Smart companies will innovate during inflation too. Make yourself as valuable as possible to your customers, and create new pathways to revenue with new customers. Consider modifying a service you offer to have a “lite” version that can be profitable but perhaps more affordable for customers. Or create a “premium” version with faster delivery or additional services at a higher price point. Bundle existing products together into a new package. The point is, constraints can create opportunity.
Customers will understand price increases or modifications to what they typically experience – but they’ll really appreciate being made aware first. They may not be happy, but they’ll understand.
Be transparent with customers and let them know the realities:
- Prices are increasing by some amount
- The price increase will go into effect on some specific date
- While it’s not necessary, customers may appreciate knowing more about why your prices are increasing.

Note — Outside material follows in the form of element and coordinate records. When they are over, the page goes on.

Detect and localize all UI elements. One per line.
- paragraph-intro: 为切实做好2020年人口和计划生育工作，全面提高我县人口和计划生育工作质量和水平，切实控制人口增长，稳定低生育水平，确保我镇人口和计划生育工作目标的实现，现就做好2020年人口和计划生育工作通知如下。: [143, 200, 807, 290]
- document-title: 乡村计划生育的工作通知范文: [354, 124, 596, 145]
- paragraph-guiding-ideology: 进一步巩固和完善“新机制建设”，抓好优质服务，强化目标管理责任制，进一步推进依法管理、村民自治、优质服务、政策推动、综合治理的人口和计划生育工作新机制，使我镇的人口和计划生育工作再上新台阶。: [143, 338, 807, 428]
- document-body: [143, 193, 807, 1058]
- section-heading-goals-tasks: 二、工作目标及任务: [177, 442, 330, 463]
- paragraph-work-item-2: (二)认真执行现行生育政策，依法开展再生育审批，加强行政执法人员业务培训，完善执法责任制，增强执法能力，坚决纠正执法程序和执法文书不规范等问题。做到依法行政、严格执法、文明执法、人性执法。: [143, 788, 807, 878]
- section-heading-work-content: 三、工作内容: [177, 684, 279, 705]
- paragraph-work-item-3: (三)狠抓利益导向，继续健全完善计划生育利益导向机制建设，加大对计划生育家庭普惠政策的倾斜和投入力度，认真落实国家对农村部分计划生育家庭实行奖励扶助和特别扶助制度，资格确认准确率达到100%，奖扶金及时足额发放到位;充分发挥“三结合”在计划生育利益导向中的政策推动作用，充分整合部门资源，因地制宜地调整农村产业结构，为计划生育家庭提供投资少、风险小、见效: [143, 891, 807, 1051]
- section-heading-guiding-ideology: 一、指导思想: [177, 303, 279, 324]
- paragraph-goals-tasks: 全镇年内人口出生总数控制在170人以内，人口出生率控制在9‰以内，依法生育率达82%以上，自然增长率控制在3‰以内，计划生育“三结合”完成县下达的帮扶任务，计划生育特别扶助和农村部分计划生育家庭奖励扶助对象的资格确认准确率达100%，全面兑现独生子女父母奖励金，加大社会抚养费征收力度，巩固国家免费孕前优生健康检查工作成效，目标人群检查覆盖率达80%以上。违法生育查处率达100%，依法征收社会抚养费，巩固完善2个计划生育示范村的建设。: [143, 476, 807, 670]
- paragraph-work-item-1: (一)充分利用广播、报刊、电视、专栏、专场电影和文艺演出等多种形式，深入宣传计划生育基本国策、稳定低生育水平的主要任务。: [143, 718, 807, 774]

- If you plan to bring prices back down in the future, say so – even if you’re unsure when.
The opportunity to reinforce a culture of authentic, transparent customer communication can go a long way to creating long-term satisfaction and confidence.
Inflation won’t last forever – even if it sometimes feels like it. Is it a little scary out there right now? Yes, it is. But it doesn’t have to be when you plan, prepare and position your company for long-term, sustainable success. With the right leadership and approach, inflation can be a catalyst, not a catastrophe.